You’d need to split the merge statement up into multiple statements instead of one if you want to get the row counts out.
Alex
Good blog, but I find those massive merge statements really hard to understand. I think I need to reread the post again.
What do you think of this approach ? Does it accomplish the same thing ?
https://blog.cloudera.com/update-hive-tables-easy-way-2/
Thanks.
Yes it is a very similar approach, with the only real difference being using a union to accomplish the two stages of type 2 instead of using the output clause.
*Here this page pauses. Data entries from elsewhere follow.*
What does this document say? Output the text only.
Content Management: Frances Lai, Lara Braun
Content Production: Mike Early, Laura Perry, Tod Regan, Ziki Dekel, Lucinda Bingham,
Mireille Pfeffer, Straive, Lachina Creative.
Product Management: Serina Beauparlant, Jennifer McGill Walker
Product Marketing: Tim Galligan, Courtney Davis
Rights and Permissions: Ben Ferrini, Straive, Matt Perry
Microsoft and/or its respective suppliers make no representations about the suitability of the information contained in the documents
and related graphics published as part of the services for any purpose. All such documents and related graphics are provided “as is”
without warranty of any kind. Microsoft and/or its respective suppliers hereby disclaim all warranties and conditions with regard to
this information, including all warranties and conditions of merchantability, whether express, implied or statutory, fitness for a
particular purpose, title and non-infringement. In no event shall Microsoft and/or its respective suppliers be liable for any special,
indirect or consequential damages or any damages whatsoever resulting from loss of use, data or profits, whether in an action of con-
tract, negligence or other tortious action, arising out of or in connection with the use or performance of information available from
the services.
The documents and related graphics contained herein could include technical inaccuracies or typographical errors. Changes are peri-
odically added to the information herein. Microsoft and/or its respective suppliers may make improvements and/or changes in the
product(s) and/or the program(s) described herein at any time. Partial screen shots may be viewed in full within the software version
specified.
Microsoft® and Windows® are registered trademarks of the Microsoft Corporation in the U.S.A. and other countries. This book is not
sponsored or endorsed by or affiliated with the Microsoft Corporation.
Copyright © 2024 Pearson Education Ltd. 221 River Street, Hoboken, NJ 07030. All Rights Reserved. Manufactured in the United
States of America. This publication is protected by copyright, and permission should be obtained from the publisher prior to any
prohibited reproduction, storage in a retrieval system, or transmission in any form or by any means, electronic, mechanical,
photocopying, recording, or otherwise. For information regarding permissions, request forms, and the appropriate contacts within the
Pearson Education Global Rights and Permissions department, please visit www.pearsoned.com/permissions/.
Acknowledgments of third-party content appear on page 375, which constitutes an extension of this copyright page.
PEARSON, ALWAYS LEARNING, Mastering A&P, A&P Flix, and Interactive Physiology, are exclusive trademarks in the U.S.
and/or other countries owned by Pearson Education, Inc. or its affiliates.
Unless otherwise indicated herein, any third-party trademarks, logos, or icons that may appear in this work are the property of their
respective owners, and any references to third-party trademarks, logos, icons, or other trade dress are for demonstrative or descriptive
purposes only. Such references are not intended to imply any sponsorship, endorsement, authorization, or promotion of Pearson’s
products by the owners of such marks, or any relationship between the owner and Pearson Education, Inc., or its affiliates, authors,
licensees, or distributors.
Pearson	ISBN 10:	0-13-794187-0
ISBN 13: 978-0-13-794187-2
With SCDs there has to be some coding or dev, it’s just finding an approach and tech that works for you. To minimise this we automate the generation of our merge statements from metadata.
Interesting option using hash, which does work but you do have to be very wary of collisions, where different values generate the same hash. This is a major problem when using hash in this way so be careful.